Vedat Aydın’ın bir başka yanı daha vardı. Vedat abi yaşadığı son derece baskıcı ve güvensiz ortama rağmen, son derece neşeli bir insandı.
O tarihlerde Kürdistan’da gerçekleşen tüm olaylara ekipler, heyetler oluşturarak ulaşmaya çalışırdık. Vedat abi bizi hep Diyarbakır’da karşılar, önce mutlaka yemeğe götürür, hepimizi bir rahatlatır, güldürür, ondan sonra da yapacağımız işlere doğru yola çıkardık. Hayatta hiç unutmadığım insanlardan biri oldu daima. Onun kararlılığı, neşesi, kızgınlığı, öfkesi her şeyi bir başka özeldi.
Vedat abinin katledilmesi Kürdistan’da yeni bir sürecin başlamasına neden oldu. Vedat abinin katledilmesinin ardından birçok Kürt aydını, yazar, gazeteci hatta küçücük yaştaki dağıtımcılar bile katledildiler. İnsanlar gözaltında kaybedildiler aslında belki de Vedat Aydın’ın sahip olduğu özgüvene ve cesarete karşı bir tehditti yapılanlar.

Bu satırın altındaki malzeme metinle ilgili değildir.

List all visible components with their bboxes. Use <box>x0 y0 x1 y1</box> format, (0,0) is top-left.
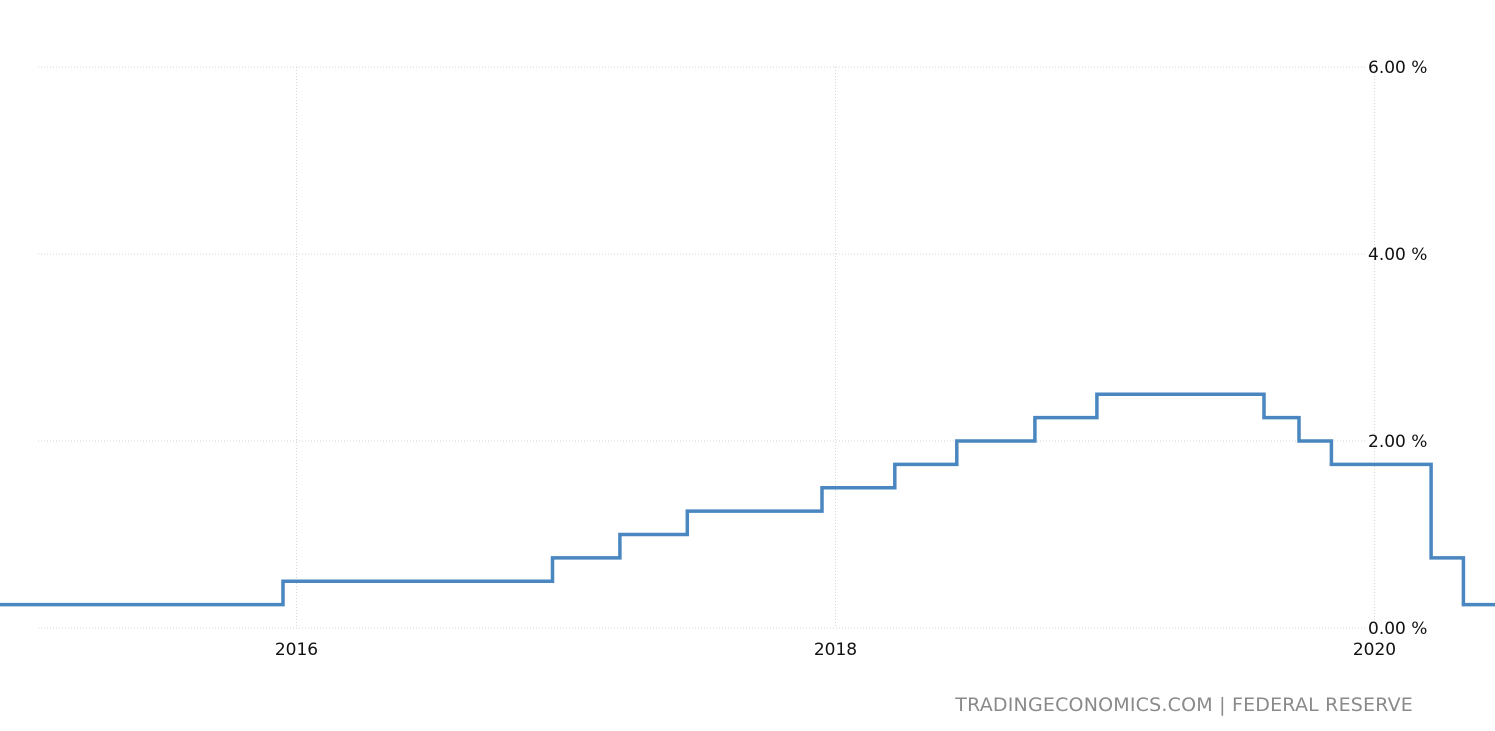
y-tick-label: 0.00 % <box>1368 619 1427 639</box>
series-line <box>0 392 1495 607</box>
x-tick-label: 2018 <box>814 640 857 660</box>
x-axis-labels: 2016201820202022 <box>275 640 1396 660</box>
x-tick-label: 2016 <box>275 640 318 660</box>
grid-lines <box>38 66 1375 629</box>
source-credit: TRADINGECONOMICS.COM | FEDERAL RESERVE <box>955 694 1413 716</box>
y-tick-label: 6.00 % <box>1368 58 1427 78</box>
y-tick-label: 2.00 % <box>1368 432 1427 452</box>
y-axis-labels: 0.00 % 2.00 % 4.00 % 6.00 % <box>1368 58 1427 639</box>
series-layer <box>0 392 1495 607</box>
x-tick-label: 2020 <box>1353 640 1396 660</box>
y-tick-label: 4.00 % <box>1368 245 1427 265</box>
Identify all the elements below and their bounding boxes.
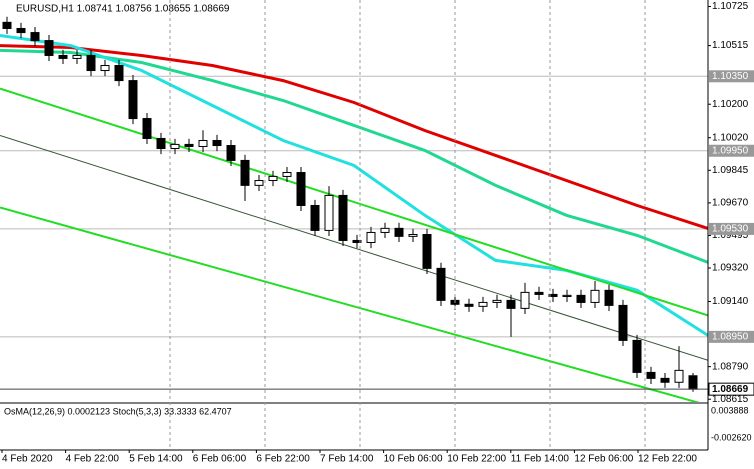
candle-body — [142, 118, 152, 139]
candle-body — [576, 294, 586, 303]
candle-body — [478, 301, 488, 307]
y-tick-label: 1.09320 — [712, 263, 749, 274]
candle-body — [170, 143, 180, 150]
y-tick-label: 1.08790 — [712, 361, 749, 372]
candle-body — [394, 227, 404, 237]
candle-body — [590, 289, 600, 303]
channel-line — [0, 87, 708, 317]
candle-body — [338, 194, 348, 241]
candle-body — [2, 21, 12, 29]
candle-body — [660, 377, 670, 383]
candle-body — [16, 27, 26, 34]
candle-body — [226, 145, 236, 161]
candle-body — [240, 159, 250, 186]
y-tick-label: 1.09495 — [712, 230, 749, 241]
chart-title: EURUSD,H1 1.08741 1.08756 1.08655 1.0866… — [16, 4, 230, 15]
level-label: 1.09950 — [712, 145, 749, 156]
x-tick-label: 7 Feb 14:00 — [320, 454, 374, 465]
x-tick-label: 11 Feb 14:00 — [511, 454, 570, 465]
candle-body — [534, 291, 544, 295]
candle-body — [282, 172, 292, 177]
candle-body — [198, 140, 208, 147]
x-tick-label: 6 Feb 22:00 — [256, 454, 310, 465]
y-tick-label: 1.10020 — [712, 132, 749, 143]
candle-body — [100, 65, 110, 72]
candle-body — [254, 180, 264, 186]
candle-body — [422, 234, 432, 269]
candle-body — [30, 32, 40, 42]
level-box — [709, 222, 754, 235]
x-tick-label: 10 Feb 22:00 — [447, 454, 506, 465]
candle-body — [632, 339, 642, 373]
plot — [0, 16, 708, 402]
current-price-label: 1.08669 — [712, 384, 749, 395]
candle-body — [58, 54, 68, 59]
candle-body — [128, 80, 138, 120]
candle-body — [688, 375, 698, 390]
candle-body — [604, 289, 614, 306]
x-tick-label: 4 Feb 2020 — [2, 454, 53, 465]
candle-body — [268, 175, 278, 182]
x-tick-label: 12 Feb 22:00 — [638, 454, 697, 465]
candle-body — [156, 137, 166, 150]
y-tick-label: 1.09845 — [712, 165, 749, 176]
level-box — [709, 70, 754, 83]
x-tick-label: 12 Feb 06:00 — [574, 454, 633, 465]
level-label: 1.08950 — [712, 332, 749, 343]
candle-body — [618, 304, 628, 341]
indicator-tick: 0.003888 — [711, 405, 749, 415]
candle-body — [310, 204, 320, 231]
candle-body — [506, 299, 516, 309]
x-tick-label: 6 Feb 06:00 — [193, 454, 247, 465]
y-tick-label: 1.08615 — [712, 394, 749, 405]
level-label: 1.10350 — [712, 71, 749, 82]
candle-body — [408, 234, 418, 237]
y-tick-label: 1.09140 — [712, 296, 749, 307]
candle-body — [436, 267, 446, 301]
candle-body — [184, 143, 194, 147]
channel-line — [0, 135, 708, 361]
candle-body — [464, 303, 474, 307]
candle-body — [366, 231, 376, 244]
candle-body — [380, 227, 390, 233]
x-tick-label: 10 Feb 06:00 — [384, 454, 443, 465]
candle-body — [520, 291, 530, 309]
indicator-tick: -0.002620 — [711, 432, 752, 442]
moving-average — [0, 48, 708, 264]
x-tick-label: 5 Feb 14:00 — [129, 454, 183, 465]
y-tick-label: 1.10725 — [712, 1, 749, 12]
y-tick-label: 1.10200 — [712, 99, 749, 110]
candle-body — [646, 371, 656, 379]
level-box — [709, 330, 754, 343]
indicator-title: OsMA(12,26,9) 0.0002123 Stoch(5,3,3) 33.… — [4, 406, 232, 416]
candle-body — [44, 40, 54, 56]
candle-body — [562, 294, 572, 297]
channel-line — [0, 206, 700, 402]
level-box — [709, 144, 754, 157]
candle-body — [674, 369, 684, 383]
candle-body — [352, 239, 362, 244]
x-tick-label: 4 Feb 22:00 — [66, 454, 120, 465]
level-label: 1.09530 — [712, 224, 749, 235]
candle-body — [324, 194, 334, 231]
current-price-box — [708, 382, 754, 396]
candle-body — [492, 299, 502, 303]
candle-body — [72, 54, 82, 59]
candle-body — [212, 140, 222, 147]
candle-body — [548, 293, 558, 297]
candle-body — [114, 65, 124, 82]
candle-body — [86, 54, 96, 72]
moving-average — [0, 44, 708, 230]
candle-body — [296, 172, 306, 206]
y-tick-label: 1.10515 — [712, 40, 749, 51]
y-tick-label: 1.09670 — [712, 198, 749, 209]
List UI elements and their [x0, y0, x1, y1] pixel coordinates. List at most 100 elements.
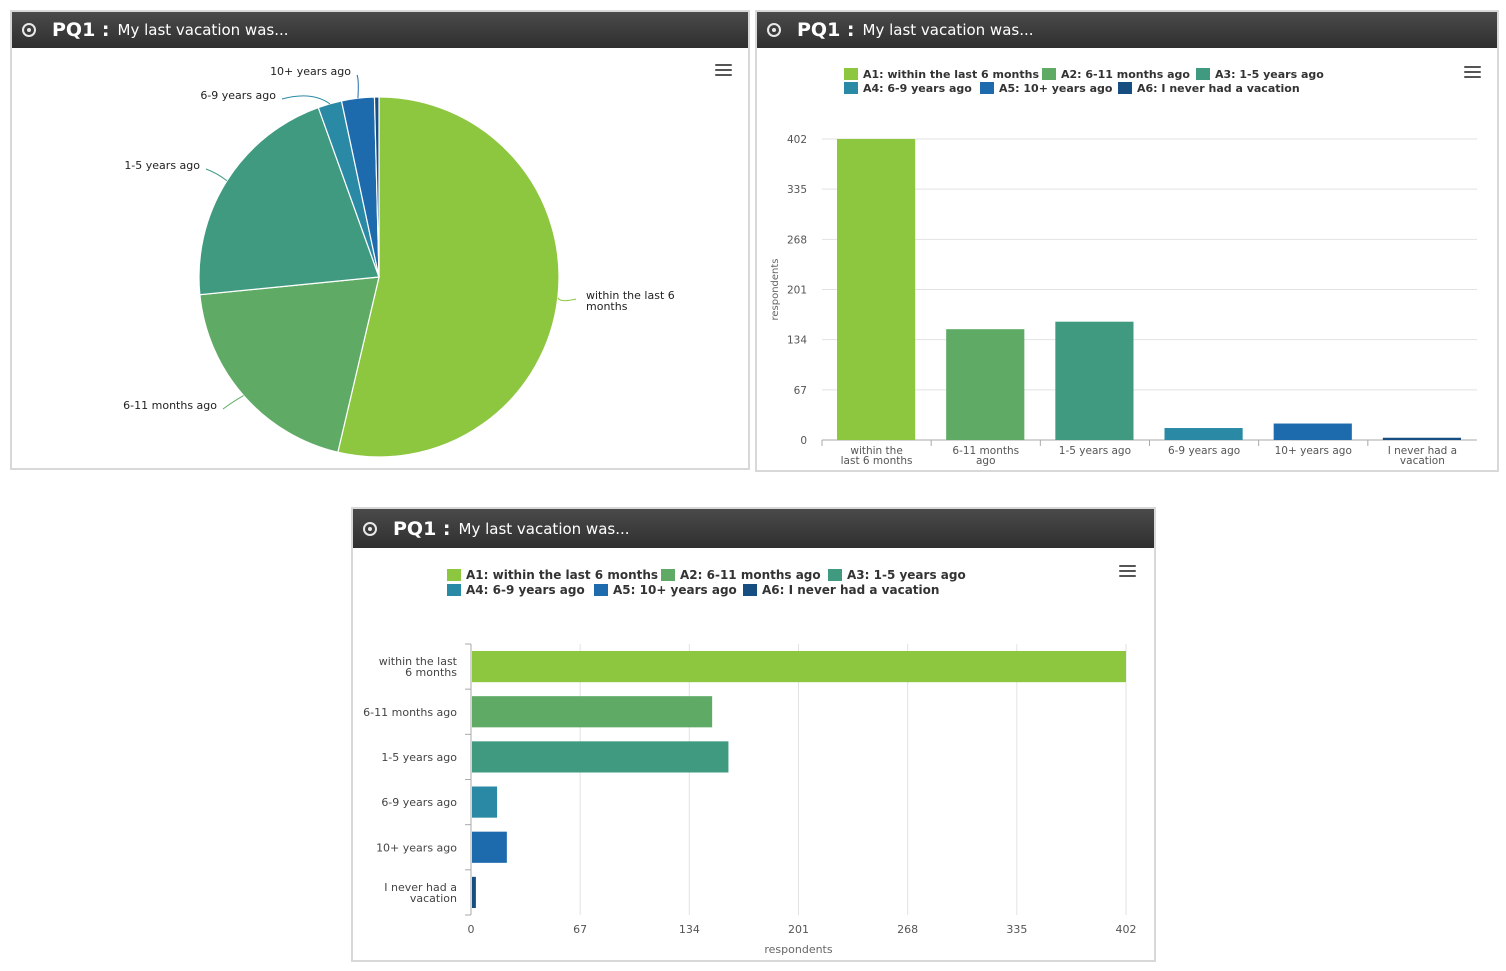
column-panel: PQ1 : My last vacation was... A1: within…: [755, 10, 1499, 472]
hamburger-menu-icon[interactable]: [1464, 66, 1481, 78]
legend-swatch: [828, 569, 842, 581]
pie-label: 6-9 years ago: [200, 89, 276, 102]
x-tick-label: vacation: [1400, 455, 1445, 467]
legend-item: A1: within the last 6 months: [466, 568, 658, 582]
y-tick-label: within the last: [379, 655, 458, 668]
column-chart: A1: within the last 6 months A2: 6-11 mon…: [770, 68, 1477, 467]
legend-swatch: [1118, 82, 1132, 94]
x-tick-label: 1-5 years ago: [1059, 445, 1131, 457]
y-tick-label: 201: [787, 285, 807, 297]
y-tick-label: 1-5 years ago: [381, 751, 457, 764]
x-tick-label: 201: [788, 923, 809, 936]
horizontal-bar: [472, 741, 729, 773]
legend-item: A2: 6-11 months ago: [1061, 68, 1190, 81]
y-tick-label: 67: [794, 385, 807, 397]
hamburger-menu-icon[interactable]: [1119, 565, 1136, 577]
x-tick-label: I never had a: [1388, 445, 1457, 457]
legend-item: A3: 1-5 years ago: [847, 568, 966, 582]
x-tick-label: within the: [850, 445, 902, 457]
pie-slice: [373, 96, 380, 278]
panel-header: PQ1 : My last vacation was...: [12, 12, 748, 48]
question-text: My last vacation was...: [117, 21, 289, 39]
horizontal-bar-chart: A1: within the last 6 months A2: 6-11 mon…: [363, 568, 1137, 956]
y-tick-label: 268: [787, 234, 807, 246]
x-tick-label: 0: [468, 923, 475, 936]
y-tick-label: vacation: [410, 892, 457, 905]
legend-item: A6: I never had a vacation: [762, 583, 939, 597]
x-tick-label: 10+ years ago: [1275, 445, 1352, 457]
y-tick-label: 6 months: [405, 666, 457, 679]
x-tick-label: 268: [897, 923, 918, 936]
x-axis-label: respondents: [764, 943, 832, 956]
legend-swatch: [447, 569, 461, 581]
question-id: PQ1 :: [52, 19, 110, 41]
column-bar: [1273, 423, 1352, 440]
x-tick-label: 6-11 months: [952, 445, 1019, 457]
pie-label: 6-11 months ago: [123, 399, 217, 412]
y-axis-label: respondents: [770, 258, 781, 320]
y-tick-label: 6-9 years ago: [381, 796, 457, 809]
pie-connector: [557, 297, 577, 302]
column-bar: [1164, 428, 1243, 440]
legend-item: A5: 10+ years ago: [999, 82, 1113, 95]
x-tick-label: 67: [573, 923, 587, 936]
y-tick-label: 402: [787, 134, 807, 146]
legend-item: A3: 1-5 years ago: [1215, 68, 1324, 81]
x-tick-label: 134: [679, 923, 700, 936]
legend-swatch: [844, 68, 858, 80]
pie-connector: [205, 168, 228, 182]
hamburger-menu-icon[interactable]: [715, 64, 732, 76]
legend-swatch: [1042, 68, 1056, 80]
legend-swatch: [844, 82, 858, 94]
pie-label: within the last 6: [586, 289, 675, 302]
y-tick-label: 335: [787, 184, 807, 196]
pie-label: 10+ years ago: [270, 65, 351, 78]
column-bar: [1055, 321, 1134, 440]
pie-label: 1-5 years ago: [124, 159, 200, 172]
column-bar: [1382, 437, 1461, 440]
pie-slice: [198, 106, 380, 296]
question-id: PQ1 :: [393, 517, 451, 540]
x-tick-label: last 6 months: [841, 455, 913, 467]
legend-item: A4: 6-9 years ago: [466, 583, 585, 597]
column-bar: [946, 329, 1025, 440]
legend-item: A4: 6-9 years ago: [863, 82, 972, 95]
y-tick-label: 134: [787, 335, 807, 347]
pie-connector: [222, 395, 244, 410]
legend-item: A6: I never had a vacation: [1137, 82, 1300, 95]
x-tick-label: 402: [1116, 923, 1137, 936]
pie-connector: [281, 95, 331, 105]
panel-header: PQ1 : My last vacation was...: [757, 12, 1497, 48]
horizontal-bar: [472, 786, 498, 818]
pie-label: months: [586, 300, 628, 313]
y-tick-label: I never had a: [384, 881, 457, 894]
radio-icon[interactable]: [767, 23, 781, 37]
question-id: PQ1 :: [797, 19, 855, 41]
x-tick-label: 6-9 years ago: [1168, 445, 1240, 457]
x-tick-label: ago: [976, 455, 996, 467]
legend-swatch: [661, 569, 675, 581]
legend-swatch: [743, 584, 757, 596]
question-text: My last vacation was...: [458, 519, 630, 538]
panel-header: PQ1 : My last vacation was...: [353, 509, 1154, 548]
y-tick-label: 10+ years ago: [376, 841, 457, 854]
legend-swatch: [980, 82, 994, 94]
legend-swatch: [594, 584, 608, 596]
radio-icon[interactable]: [22, 23, 36, 37]
y-tick-label: 0: [800, 435, 807, 447]
horizontal-bar: [472, 651, 1126, 683]
y-tick-label: 6-11 months ago: [363, 706, 457, 719]
legend-item: A2: 6-11 months ago: [680, 568, 821, 582]
column-bar: [837, 139, 916, 440]
x-tick-label: 335: [1006, 923, 1027, 936]
bar-panel: PQ1 : My last vacation was... A1: within…: [351, 507, 1156, 962]
radio-icon[interactable]: [363, 521, 377, 536]
legend-item: A5: 10+ years ago: [613, 583, 737, 597]
pie-connector: [356, 74, 359, 99]
horizontal-bar: [472, 696, 713, 728]
question-text: My last vacation was...: [862, 21, 1034, 39]
legend-swatch: [447, 584, 461, 596]
legend-item: A1: within the last 6 months: [863, 68, 1039, 81]
pie-panel: PQ1 : My last vacation was... within the…: [10, 10, 750, 470]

Vedat abinin cenazesinin ardından eşi polisler tarafından sorgulanmak isteniyordu ve bize de haber verdiler. Biz İstanbul’dan bir grup avukat olarak Diyarbakır’daki arkadaşlarımızla birlikte Vedat abinin eşi Şükran Aydın’ın polisler tarafından ifadesinin alınması sırasında hazır bulunduk. Polis şefi olarak Susurluk’ta yaşamını yitiren Hüseyin Kocadağ vardı. Hüseyin Kocadağ olayı başka taraflara çekmeye çalışıyor, devleti aradan çıkartmaya çalışıyordu ve bizler buna tabii ki de yüksek sesle tepki gösteriyorduk.
Hüseyin Kocadağ birdenbire beni ve avukat Ercan Kanar’ı oradan atmaya kalktı, atmak diyorum çünkü bize ‘dışarı çıkın, sizi burada istemiyorum’ diye bağırdı. Çünkü sorduğumuz sorularla, soruşturmayı onun istediği şekle evirmesine izin vermiyorduk. Bizi dışarıya çıkartmaya çalışınca tabii ki biz de karşı koyduk. Ancak o gün Vedat abinin eşi Şükran’ın eliyle masaya vurarak ‘onlar buradan çıkarılırsa ben de ifade vermiyorum’ demesini bugün gibi hatırlıyorum.
Peki ne oldu sonuçta? Devletin yargısının, Kürt halkının haklı mücadelesine karşı her zaman bir kalkan olarak ortaya koyduğu büyük bir cezasızlık gerçekleşti. Vedat abinin katilleri hala aramızda, hiçbiri yargılanmadı. Maalesef ki bu büyük cezasızlık Kürdistan’da yaşanan tüm hak ihlallerinin üzerini örten bir örtü oldu. Bu bir sistematiğin parçasıydı. Sadece işkenceyi yapanlar değildi suçlu olan, onları soruşturmayan savcılar, dava açmayan savcılar, karar vermeyen hakimler, hepsi bu sistematiğin parçalarıydılar.
Ve maalesef ki bu sistematik, var gücüyle devam ediyor.